Sample size inflation tests

These tests are designed to explore the idea of increasting the posterior sample size during the course of the fitting. The theory is that we can start out with a small sample size which is very fast and will get us close to the optimal cost, then the size is increased to get a more accurate sample from the posterior and refine the optimization to be more accurate.

In principle this should be faster than simply using the larger sample size from the beginning and may also help to avoid local minima by encouraging a ‘noisier’ initial optimization.

There are two key questions we need to answer when exploring this strategy:

  • What combination of initial sample size, final sample size, and number of training epochs is required to ensure we achieve convergence sufficiently close to the actual minimum cost for the data?
  • For combinations which achieve within some given tolerance of this cost, which get there in the shortest time?

Tests using ASL data

These tests were performed using the multi-repeat ASL data described here.
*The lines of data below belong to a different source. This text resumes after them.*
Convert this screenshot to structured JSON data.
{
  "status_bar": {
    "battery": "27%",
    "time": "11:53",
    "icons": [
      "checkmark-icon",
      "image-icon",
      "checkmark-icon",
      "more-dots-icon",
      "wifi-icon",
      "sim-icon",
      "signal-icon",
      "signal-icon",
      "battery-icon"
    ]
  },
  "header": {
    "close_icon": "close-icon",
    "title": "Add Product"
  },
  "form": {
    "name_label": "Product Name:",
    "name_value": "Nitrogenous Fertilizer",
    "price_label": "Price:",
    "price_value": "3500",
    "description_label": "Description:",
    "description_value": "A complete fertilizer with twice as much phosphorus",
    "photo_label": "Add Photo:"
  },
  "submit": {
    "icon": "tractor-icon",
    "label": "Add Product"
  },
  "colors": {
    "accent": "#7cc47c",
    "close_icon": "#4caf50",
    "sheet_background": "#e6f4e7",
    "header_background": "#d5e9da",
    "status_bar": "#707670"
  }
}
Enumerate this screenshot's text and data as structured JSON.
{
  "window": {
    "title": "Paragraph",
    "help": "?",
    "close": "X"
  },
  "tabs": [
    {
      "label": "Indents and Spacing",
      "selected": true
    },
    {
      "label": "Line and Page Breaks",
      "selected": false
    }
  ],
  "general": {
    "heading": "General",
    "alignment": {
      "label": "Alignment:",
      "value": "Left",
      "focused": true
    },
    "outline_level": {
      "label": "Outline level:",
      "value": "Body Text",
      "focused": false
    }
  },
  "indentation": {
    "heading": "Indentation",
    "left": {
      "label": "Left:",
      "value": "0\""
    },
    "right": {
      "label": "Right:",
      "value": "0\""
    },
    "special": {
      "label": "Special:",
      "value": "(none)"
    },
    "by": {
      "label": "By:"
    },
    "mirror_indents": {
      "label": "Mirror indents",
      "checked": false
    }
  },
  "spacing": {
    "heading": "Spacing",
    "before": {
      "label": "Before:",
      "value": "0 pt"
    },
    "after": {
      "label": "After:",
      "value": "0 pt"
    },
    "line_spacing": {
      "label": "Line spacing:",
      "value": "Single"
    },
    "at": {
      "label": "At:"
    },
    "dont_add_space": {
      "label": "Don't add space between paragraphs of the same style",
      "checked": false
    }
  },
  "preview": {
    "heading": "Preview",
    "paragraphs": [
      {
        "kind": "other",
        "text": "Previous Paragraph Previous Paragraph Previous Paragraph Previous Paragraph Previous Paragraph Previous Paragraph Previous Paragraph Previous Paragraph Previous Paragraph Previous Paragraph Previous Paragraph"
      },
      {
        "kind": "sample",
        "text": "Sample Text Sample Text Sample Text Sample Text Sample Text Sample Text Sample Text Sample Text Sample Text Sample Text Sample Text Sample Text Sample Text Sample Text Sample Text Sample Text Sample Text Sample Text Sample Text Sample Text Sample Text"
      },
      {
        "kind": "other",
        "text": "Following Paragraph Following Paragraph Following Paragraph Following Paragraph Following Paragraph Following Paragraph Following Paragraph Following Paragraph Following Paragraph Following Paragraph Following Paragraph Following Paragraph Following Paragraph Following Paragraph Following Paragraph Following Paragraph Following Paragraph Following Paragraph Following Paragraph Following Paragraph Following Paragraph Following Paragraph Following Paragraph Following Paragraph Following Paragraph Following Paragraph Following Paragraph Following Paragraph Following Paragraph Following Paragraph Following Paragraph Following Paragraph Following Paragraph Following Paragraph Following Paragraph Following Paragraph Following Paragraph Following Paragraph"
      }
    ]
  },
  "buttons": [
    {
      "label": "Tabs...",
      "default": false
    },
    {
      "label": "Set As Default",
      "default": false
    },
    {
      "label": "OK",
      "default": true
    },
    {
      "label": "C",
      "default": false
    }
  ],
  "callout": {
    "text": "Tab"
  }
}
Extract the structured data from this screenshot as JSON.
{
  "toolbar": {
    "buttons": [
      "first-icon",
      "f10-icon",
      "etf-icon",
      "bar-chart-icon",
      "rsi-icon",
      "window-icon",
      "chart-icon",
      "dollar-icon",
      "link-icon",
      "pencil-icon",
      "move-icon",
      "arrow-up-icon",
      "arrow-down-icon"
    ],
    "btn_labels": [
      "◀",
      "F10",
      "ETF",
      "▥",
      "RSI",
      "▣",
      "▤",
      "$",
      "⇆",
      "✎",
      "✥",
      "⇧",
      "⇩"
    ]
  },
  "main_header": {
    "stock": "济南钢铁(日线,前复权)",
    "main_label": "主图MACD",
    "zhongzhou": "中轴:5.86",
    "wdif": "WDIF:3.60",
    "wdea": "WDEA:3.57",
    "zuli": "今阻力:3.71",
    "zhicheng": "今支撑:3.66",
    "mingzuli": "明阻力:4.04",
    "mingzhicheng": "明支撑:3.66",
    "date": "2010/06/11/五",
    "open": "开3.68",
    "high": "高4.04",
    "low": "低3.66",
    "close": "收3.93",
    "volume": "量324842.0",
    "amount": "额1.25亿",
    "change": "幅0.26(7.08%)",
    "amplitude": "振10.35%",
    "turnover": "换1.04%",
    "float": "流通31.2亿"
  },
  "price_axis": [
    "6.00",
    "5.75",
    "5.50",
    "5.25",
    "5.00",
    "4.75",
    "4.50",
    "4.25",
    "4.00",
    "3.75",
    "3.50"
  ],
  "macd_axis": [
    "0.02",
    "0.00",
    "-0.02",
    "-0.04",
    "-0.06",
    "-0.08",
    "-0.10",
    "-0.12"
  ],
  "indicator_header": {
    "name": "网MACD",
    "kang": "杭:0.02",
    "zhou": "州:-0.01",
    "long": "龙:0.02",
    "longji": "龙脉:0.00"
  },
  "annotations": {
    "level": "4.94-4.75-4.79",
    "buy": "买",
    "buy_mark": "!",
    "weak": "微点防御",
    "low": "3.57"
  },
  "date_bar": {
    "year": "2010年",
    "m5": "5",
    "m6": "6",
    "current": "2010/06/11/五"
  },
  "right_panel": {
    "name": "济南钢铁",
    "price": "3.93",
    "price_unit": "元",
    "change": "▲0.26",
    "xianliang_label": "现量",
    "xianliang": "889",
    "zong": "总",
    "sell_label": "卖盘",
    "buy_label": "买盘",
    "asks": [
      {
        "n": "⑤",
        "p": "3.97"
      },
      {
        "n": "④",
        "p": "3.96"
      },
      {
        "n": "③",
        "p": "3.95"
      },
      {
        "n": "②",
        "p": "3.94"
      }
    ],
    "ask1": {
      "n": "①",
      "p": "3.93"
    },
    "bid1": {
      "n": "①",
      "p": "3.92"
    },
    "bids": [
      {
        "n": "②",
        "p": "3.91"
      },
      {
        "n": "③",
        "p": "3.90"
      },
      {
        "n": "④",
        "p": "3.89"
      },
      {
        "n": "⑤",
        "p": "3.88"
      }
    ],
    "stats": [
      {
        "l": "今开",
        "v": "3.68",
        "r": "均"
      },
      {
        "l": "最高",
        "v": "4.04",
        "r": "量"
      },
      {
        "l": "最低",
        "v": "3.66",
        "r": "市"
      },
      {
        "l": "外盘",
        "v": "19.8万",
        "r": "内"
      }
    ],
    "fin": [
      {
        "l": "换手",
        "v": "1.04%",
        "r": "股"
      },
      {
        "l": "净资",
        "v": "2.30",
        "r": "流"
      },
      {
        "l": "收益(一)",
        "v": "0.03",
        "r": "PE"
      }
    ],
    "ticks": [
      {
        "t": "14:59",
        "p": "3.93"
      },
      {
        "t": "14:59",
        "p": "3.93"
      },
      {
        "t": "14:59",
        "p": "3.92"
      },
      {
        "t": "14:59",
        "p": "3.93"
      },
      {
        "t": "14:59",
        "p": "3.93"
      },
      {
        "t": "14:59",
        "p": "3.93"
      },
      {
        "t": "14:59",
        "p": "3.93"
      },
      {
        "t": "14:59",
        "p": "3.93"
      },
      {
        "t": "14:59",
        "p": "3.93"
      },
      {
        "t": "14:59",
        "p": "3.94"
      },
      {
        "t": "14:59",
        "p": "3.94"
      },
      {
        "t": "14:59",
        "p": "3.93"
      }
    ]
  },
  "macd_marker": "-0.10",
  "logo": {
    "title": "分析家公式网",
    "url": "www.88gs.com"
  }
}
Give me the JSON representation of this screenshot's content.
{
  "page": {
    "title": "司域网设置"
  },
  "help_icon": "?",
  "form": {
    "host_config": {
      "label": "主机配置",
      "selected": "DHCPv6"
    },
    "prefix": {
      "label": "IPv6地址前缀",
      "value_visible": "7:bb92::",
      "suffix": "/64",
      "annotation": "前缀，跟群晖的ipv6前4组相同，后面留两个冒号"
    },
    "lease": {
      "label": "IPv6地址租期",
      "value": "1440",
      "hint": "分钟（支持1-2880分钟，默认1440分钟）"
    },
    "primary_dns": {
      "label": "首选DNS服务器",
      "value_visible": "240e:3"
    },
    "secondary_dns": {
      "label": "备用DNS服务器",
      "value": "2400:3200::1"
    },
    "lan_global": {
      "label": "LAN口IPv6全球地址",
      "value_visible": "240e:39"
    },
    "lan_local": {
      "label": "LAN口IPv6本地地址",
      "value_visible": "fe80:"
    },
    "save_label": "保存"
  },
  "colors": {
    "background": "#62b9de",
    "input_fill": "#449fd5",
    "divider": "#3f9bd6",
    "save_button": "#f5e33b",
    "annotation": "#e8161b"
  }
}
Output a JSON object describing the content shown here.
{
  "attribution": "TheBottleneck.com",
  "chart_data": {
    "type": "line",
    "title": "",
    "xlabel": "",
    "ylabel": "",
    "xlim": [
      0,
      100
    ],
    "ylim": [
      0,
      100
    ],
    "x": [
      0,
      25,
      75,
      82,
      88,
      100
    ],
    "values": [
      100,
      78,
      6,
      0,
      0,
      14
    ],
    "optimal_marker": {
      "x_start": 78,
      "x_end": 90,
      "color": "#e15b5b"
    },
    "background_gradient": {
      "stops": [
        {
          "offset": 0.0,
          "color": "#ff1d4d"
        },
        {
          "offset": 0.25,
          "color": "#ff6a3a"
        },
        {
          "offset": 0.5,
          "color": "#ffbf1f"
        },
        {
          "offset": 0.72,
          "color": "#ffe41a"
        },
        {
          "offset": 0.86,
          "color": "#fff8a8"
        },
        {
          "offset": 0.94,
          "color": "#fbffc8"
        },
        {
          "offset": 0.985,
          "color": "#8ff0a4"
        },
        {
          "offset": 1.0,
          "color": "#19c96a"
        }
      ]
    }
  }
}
We compared initial sample sizes of 2, 4, 8, 16, 32 and 64 growing to final sample sizes of 2, 4, 8, 16, 32 and 64 over 100, 200 and 500 epochs respectively.

The following plots show the minimum cost achieved for each combination of initial and final sample size at each number of epochs (the two plots show the same data but one is focused on comparing initial sample sizes for a given final sample sizes and the other is focused on comparing final sample sizes for a given initial sample size):

Best cost by initial and final sample size Best cost by final and initial sample size

From these plots we can see that with only 100 training epochs we are not yet at absolute convergence even using the maximum sample size throughout. For 200 epochs, we achieve close to the optimal cost when the final sample size is 64 or 32 and the initial sample size is at least 8.

The following plots show the time taken to reach within a given tolerance of the best free energy for combinations of initial and final sample sizes. We only consider final sample sizes of 64 and 32 based on the previous results:

Convergence speed by initial/final sample size with 100 training epochs Convergence speed by initial/final sample size with 200 training epochs Convergence speed by initial/final sample size with 500 training epochs

Here we see that starting with a smaller sample size is generally associated with faster overall convergence. For this data we would recommend an initial sample size of 8 and a final sample size of 64.